The researchers collected qualitative and quantitative evidence from participant surveys, interviews, and carried out specific experiments to test implications of their theory about self-love and the quest for significance. Self-love is concern with one's image in the eyes of respected others and members of one's group. It denotes one's feeling of personal significance; the sense that one's life has meaning in accordance with the values of one's society.

The researchers looked at how significance loss, the threat of loss and the opportunity for significance gain increased adherence to the group ideology and the effect this has on self-empowerment and the readiness to self-sacrifice on the group's behalf.

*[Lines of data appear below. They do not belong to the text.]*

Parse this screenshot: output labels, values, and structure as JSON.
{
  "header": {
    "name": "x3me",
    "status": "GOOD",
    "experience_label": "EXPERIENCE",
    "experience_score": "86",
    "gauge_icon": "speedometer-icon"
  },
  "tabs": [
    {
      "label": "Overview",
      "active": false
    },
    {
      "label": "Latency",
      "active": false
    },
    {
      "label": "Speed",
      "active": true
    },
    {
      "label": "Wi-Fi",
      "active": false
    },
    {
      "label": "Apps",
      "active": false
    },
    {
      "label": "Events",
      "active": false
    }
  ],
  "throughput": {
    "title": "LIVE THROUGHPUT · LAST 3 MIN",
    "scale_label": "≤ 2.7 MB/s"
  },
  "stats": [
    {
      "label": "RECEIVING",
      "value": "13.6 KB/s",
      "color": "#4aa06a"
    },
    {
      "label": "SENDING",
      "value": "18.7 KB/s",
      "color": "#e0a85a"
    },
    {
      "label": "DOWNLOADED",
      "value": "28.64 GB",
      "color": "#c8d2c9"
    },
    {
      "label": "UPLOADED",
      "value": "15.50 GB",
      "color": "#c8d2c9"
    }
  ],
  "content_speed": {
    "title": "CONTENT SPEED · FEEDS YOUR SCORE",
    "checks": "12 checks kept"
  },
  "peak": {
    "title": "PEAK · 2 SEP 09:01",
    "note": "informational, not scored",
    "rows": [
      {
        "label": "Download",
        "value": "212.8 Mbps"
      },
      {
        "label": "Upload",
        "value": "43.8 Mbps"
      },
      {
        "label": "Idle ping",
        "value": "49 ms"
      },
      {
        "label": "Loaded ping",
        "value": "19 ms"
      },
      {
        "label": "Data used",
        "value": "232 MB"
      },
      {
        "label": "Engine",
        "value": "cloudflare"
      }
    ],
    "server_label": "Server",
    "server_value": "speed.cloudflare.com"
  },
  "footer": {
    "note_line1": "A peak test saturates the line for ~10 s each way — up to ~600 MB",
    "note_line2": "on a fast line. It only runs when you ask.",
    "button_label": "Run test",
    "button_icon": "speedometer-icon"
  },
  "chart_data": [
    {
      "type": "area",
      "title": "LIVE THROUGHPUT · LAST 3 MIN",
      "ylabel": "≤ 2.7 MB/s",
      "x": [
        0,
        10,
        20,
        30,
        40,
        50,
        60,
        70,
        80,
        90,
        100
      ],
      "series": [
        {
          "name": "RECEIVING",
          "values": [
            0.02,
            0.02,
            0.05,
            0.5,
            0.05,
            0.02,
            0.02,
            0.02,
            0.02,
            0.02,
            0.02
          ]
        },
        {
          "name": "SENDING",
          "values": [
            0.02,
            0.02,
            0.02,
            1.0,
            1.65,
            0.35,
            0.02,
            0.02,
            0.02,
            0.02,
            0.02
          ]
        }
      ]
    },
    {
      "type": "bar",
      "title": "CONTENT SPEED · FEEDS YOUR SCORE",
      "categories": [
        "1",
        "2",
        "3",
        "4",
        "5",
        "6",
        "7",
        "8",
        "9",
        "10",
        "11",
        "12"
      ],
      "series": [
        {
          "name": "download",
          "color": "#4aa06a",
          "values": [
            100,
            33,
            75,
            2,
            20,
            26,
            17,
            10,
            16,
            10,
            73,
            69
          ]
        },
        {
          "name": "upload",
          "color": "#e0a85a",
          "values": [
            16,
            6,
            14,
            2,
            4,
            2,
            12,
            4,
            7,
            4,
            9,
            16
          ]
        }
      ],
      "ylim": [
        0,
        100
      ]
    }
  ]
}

"The quest for significance is a motivation that is common to all human beings, but it isn't active at all times and can be awakened in specific circumstances," Kruglanski said. "If you feel humiliated or belittled because of something you did or because of something others did to you, then you experience the need to restore your sense of significance."

Kruglanski said that if the group's ideology and belief system tells its members that they can restore their significance by engaging in violence and terrorism, then its members are inclined to do so. Kruglanski said that is why it's imperative to offer individuals an alternative route to feeling worthy and significant, a pro social path that is constructive and humane.

"We cannot defeat terrorism by violent or military means alone," Kruglanski said.

"The role of psychology is to guide activities, programs and policies in relevant domains such as education, immigration, and defense and foreign affairs, so as to reverse the tide of radicalization."

The study was based upon work supported by the National Consortium for the Study of Terrorism and Responses to Terrorism (START).

The article is expected to be published in the American Psychologist journal in 2013.